Два сотрудника в белоснежной форме легкой походкой духовно развитых личностей неспешно вышли из дома на широкую веранду, чтобы встретить их. Может быть, они там медитировали, пока Фрэнсис тщетно пыталась дозвониться. Фрэнсис едва успела остановиться, когда дверь ее машины распахнул один из служителей. Он был молод, как и все здесь, конечно. Азиат, с хипстерской бородкой, с волосами, собранными в пучок, яркими глазами и гладкой кожей. Приятный мужчина-мальчишка.

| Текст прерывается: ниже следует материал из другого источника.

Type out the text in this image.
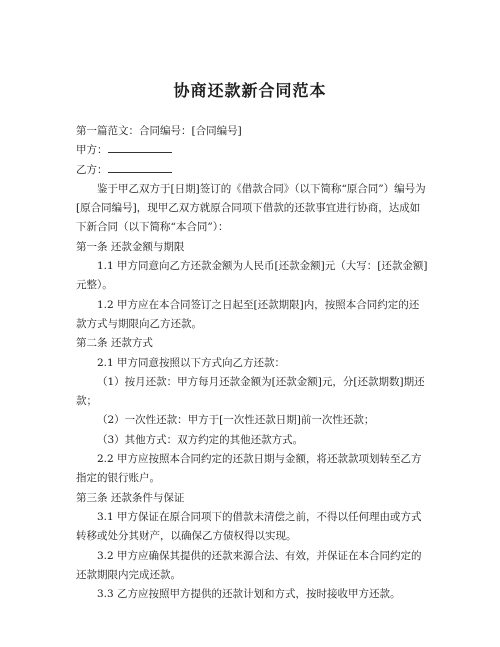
协商还款新合同范本

第一篇范文：合同编号：[合同编号]

甲方：

乙方：

鉴于甲乙双方于[日期]签订的《借款合同》（以下简称“原合同”）编号为[原合同编号]，现甲乙双方就原合同项下借款的还款事宜进行协商，达成如下新合同（以下简称“本合同”）：

第一条 还款金额与期限

1.1 甲方同意向乙方还款金额为人民币[还款金额]元（大写：[还款金额]元整）。

1.2 甲方应在本合同签订之日起至[还款期限]内，按照本合同约定的还款方式与期限向乙方还款。

第二条 还款方式

2.1 甲方同意按照以下方式向乙方还款：

（1）按月还款：甲方每月还款金额为[还款金额]元，分[还款期数]期还款；

（2）一次性还款：甲方于[一次性还款日期]前一次性还款；

（3）其他方式：双方约定的其他还款方式。

2.2 甲方应按照本合同约定的还款日期与金额，将还款款项划转至乙方指定的银行账户。

第三条 还款条件与保证

3.1 甲方保证在原合同项下的借款未清偿之前，不得以任何理由或方式转移或处分其财产，以确保乙方债权得以实现。

3.2 甲方应确保其提供的还款来源合法、有效，并保证在本合同约定的还款期限内完成还款。

3.3 乙方应按照甲方提供的还款计划和方式，按时接收甲方还款。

– Намасте. – Мужчина-мальчишка сложил ладони и поклонился. – Очень рад приветствовать вас в «Транквиллум-хаусе». – Он говорил, делая короткие… выверенные… паузы между словами. – Меня зовут Яо. Ваш персональный консультант по велнессу.
– Привет, Яо. Я Фрэнсис Уэлти. Ваша новая жертва.
Фрэнсис отстегнула ремень безопасности и улыбнулась ему. Она сказала себе, что не будет смеяться, или пытаться подражать его йогическому голосу, или позволить этому голосу довести ее до бешенства.
– Начиная с этого момента мы берем на себя все ваши заботы, – сказал Яо. – У вас большой багаж?
– Всего одна сумка, – ответила Фрэнсис, махнув в сторону заднего сиденья. – Я донесу, она легкая.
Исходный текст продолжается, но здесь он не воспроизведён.